5.3 seconds. That’s how much time you save by walking through the bushes between Lane and Kendall instead of following the sidewalk around the Civil War memorial. (I know because I timed it.) It should go without saying that the honored dead from this school should be remembered with reverence and that students here care about keeping campus beautiful. So quit walking through the middle of what is obviously not a highway but a memorial on your way to class.

But there is even more at stake here than giving the honored dead their due: I’m thinking of aesthetics, beauty and human nobility.

The capacity for rationality sets humans apart from animals. The root of rationality is “ratio,” which means a “counting” or “calculation.” Thinking can be described as merely counting up various factors. Presumably, when thinking about the best way to get from the door of Lane Hall to the door of Kendall, many students compute only one factor: Distance.

We all learned in third grade that the shortest distance between two points is a straight line, and many proudly display such mathematical analysis when they trench through the circle of grass in a straight line from door to door. I proffer another factor to consider when calculating decisions: Beauty.

Many animals exhibit a kind of rationality to attain their goals. Japanese crows, for example, drop shells onto busy roads so that cars can run them over, thus easily exposing the shell’s occupant to the appetite of the bird. Yet only humans care about beauty. There is an uncanny connection between beauty and human nobility, and a strange word denoting the contemplation of it: Aesthetics. When we are surrounded by beauty, when we pause and contemplate or revere beauty, we are lifted up to a higher level of humanity.

At this school, more than most places, is a collection of people pursuing various kinds of beauty, because we believe that classical poetry, history, theater, literature, music, etc. — pursuits that usually do not yield even the money it takes to study them — humanize us in some mysterious way. Remember something you know already: Beauty matters.

If you include beauty as a factor in your rational calculations of how to get from Lane to Kendall, you will find it only reasonable to follow the sidewalk around the memorial. This provides an excellent vantage point to admire not only the monument but also the beautiful green grass before it is covered in snow. Who knows: It might even inspire you to hold the door open for the person behind you when upon reaching the other side — another kind of beauty.

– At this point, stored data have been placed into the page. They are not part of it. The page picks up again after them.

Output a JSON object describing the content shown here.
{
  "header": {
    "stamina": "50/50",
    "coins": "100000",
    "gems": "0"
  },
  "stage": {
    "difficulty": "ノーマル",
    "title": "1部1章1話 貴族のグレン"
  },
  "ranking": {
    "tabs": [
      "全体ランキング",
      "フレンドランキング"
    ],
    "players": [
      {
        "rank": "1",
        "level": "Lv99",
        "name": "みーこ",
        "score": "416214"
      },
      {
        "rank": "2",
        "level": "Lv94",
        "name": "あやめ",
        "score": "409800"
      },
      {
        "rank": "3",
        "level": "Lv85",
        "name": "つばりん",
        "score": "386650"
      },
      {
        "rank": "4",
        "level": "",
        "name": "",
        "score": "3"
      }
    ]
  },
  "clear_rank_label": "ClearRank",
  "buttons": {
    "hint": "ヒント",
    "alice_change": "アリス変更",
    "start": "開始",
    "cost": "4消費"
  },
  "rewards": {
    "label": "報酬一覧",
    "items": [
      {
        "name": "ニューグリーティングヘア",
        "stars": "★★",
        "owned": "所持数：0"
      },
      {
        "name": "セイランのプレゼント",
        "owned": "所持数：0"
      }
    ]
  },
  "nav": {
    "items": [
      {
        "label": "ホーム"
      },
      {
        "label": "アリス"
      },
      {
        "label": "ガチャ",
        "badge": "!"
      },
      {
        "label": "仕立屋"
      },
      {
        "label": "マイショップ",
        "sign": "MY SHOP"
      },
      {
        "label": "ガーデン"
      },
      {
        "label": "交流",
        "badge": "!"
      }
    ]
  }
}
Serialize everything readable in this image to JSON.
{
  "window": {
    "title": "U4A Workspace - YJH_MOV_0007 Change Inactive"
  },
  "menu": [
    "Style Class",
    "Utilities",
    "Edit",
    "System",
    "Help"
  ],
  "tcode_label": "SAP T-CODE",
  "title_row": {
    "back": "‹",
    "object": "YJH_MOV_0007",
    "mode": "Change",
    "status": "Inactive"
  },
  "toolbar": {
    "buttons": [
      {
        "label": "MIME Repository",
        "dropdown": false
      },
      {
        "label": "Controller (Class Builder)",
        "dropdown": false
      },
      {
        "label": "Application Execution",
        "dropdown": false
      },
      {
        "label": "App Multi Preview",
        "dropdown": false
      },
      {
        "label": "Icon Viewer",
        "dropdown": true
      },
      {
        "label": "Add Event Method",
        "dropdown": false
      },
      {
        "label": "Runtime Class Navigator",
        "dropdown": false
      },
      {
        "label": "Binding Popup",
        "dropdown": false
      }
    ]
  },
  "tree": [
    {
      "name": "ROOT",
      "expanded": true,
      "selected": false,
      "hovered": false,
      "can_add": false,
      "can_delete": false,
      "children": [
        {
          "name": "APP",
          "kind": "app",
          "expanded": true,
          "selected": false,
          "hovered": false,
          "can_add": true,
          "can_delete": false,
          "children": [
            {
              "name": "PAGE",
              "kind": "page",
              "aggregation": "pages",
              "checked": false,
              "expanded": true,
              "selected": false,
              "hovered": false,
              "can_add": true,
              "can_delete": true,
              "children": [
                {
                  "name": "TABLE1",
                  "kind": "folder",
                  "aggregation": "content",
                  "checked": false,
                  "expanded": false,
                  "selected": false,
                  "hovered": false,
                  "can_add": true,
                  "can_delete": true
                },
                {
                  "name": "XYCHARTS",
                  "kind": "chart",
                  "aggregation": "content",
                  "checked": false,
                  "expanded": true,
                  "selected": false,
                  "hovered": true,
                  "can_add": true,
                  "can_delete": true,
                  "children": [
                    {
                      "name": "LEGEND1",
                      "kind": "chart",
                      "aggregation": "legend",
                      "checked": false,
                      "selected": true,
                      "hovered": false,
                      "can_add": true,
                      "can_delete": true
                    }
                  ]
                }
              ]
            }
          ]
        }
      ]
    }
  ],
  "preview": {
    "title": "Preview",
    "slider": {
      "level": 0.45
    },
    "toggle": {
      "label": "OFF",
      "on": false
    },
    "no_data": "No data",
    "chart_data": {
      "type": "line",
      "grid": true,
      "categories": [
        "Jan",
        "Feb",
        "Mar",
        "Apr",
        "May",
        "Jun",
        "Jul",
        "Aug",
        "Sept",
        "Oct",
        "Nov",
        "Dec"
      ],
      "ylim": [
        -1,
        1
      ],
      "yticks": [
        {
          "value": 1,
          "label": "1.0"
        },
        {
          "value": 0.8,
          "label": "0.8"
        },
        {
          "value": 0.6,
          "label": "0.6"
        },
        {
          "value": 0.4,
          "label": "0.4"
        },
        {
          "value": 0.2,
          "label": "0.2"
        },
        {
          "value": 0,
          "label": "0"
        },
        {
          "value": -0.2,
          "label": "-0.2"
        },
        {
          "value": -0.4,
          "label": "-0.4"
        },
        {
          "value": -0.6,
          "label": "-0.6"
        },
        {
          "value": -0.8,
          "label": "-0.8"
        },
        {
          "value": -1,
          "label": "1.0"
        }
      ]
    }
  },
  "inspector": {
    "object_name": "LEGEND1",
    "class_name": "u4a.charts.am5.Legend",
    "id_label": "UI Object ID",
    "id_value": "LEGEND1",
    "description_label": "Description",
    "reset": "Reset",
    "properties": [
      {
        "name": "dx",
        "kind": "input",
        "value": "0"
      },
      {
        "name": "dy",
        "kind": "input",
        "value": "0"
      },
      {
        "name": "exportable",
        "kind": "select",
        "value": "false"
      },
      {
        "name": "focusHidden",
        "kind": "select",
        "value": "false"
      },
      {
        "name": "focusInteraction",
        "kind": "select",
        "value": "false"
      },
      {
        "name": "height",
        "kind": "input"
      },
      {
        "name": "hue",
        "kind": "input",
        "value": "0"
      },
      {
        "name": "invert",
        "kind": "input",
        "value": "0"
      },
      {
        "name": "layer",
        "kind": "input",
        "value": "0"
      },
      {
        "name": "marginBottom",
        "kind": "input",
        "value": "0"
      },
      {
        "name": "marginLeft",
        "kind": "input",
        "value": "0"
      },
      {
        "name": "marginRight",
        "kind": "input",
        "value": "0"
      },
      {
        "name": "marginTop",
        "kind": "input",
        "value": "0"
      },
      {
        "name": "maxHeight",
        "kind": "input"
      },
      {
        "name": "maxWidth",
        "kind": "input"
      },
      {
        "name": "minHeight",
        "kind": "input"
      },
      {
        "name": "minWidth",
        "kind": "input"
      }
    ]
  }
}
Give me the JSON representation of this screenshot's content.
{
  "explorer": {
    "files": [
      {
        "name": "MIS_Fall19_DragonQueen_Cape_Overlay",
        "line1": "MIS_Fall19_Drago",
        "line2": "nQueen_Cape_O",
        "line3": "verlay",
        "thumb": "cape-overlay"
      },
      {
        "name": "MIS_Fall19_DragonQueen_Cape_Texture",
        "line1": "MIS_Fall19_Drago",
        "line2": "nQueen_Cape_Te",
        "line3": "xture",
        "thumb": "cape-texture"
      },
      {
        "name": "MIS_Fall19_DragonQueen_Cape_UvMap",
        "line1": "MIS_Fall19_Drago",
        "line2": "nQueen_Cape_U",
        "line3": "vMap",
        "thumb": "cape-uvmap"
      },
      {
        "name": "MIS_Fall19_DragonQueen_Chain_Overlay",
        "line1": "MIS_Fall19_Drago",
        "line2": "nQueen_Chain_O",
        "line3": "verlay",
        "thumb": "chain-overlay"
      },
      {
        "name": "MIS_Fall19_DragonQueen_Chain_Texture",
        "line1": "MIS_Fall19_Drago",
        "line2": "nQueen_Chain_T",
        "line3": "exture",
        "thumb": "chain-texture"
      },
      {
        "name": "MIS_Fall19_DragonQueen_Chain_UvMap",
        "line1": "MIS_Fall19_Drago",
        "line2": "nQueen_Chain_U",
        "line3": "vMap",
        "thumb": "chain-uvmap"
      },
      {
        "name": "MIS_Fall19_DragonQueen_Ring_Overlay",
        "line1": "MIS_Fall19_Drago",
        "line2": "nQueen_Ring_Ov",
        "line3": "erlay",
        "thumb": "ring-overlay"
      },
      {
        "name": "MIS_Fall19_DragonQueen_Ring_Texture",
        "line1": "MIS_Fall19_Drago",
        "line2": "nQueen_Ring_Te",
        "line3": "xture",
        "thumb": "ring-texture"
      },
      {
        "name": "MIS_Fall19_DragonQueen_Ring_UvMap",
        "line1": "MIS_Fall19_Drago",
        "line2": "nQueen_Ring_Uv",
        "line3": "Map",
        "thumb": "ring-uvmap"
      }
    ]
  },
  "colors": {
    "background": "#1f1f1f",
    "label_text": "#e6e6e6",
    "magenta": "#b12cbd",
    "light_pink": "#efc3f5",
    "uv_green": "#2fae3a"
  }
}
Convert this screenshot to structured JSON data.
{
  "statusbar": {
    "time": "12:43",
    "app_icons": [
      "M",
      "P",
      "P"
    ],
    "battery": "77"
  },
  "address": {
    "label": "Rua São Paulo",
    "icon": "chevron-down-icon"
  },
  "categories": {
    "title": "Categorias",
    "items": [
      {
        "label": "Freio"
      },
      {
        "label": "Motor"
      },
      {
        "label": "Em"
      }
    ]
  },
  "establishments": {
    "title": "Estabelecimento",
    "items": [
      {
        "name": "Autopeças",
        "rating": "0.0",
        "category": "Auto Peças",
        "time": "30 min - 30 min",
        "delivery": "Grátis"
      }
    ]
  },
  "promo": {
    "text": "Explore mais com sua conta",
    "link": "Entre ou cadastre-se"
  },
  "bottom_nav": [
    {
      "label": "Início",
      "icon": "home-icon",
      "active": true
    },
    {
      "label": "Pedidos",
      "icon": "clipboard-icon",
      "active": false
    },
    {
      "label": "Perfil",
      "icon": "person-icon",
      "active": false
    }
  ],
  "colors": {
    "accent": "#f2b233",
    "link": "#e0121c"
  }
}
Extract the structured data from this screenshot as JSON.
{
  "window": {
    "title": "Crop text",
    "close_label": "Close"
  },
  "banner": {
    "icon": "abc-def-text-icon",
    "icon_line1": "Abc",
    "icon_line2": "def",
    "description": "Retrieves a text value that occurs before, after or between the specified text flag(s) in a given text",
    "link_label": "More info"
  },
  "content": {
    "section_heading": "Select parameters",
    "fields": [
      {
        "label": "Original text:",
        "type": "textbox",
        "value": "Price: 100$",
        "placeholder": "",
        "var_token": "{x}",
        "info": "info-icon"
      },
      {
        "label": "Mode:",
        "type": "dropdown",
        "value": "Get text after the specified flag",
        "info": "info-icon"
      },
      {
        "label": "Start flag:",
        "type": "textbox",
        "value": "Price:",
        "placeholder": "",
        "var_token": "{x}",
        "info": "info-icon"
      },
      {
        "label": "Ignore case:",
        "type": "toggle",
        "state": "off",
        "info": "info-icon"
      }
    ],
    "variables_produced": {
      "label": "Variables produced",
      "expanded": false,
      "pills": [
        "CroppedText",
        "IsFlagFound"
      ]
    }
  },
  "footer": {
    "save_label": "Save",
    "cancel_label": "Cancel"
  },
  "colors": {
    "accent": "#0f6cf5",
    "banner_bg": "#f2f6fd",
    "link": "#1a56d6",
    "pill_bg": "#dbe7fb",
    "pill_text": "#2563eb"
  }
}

If you neglect beauty as a factor in your thinking here, then you will help kill the grass in front of the memorial, which is disrespectful, but you will also encourage other students to engage in your own limited thinking. Such thinking is inimical to the purpose of a community of learners, but especially to those who aspire to a higher learning than what is offered in most American colleges. Conserving blades of grass may seem a trifling matter, but it provides occasion to begin a consideration of a deeper concern. So let’s include beauty as a factor in our equations. It only takes 5.3 seconds.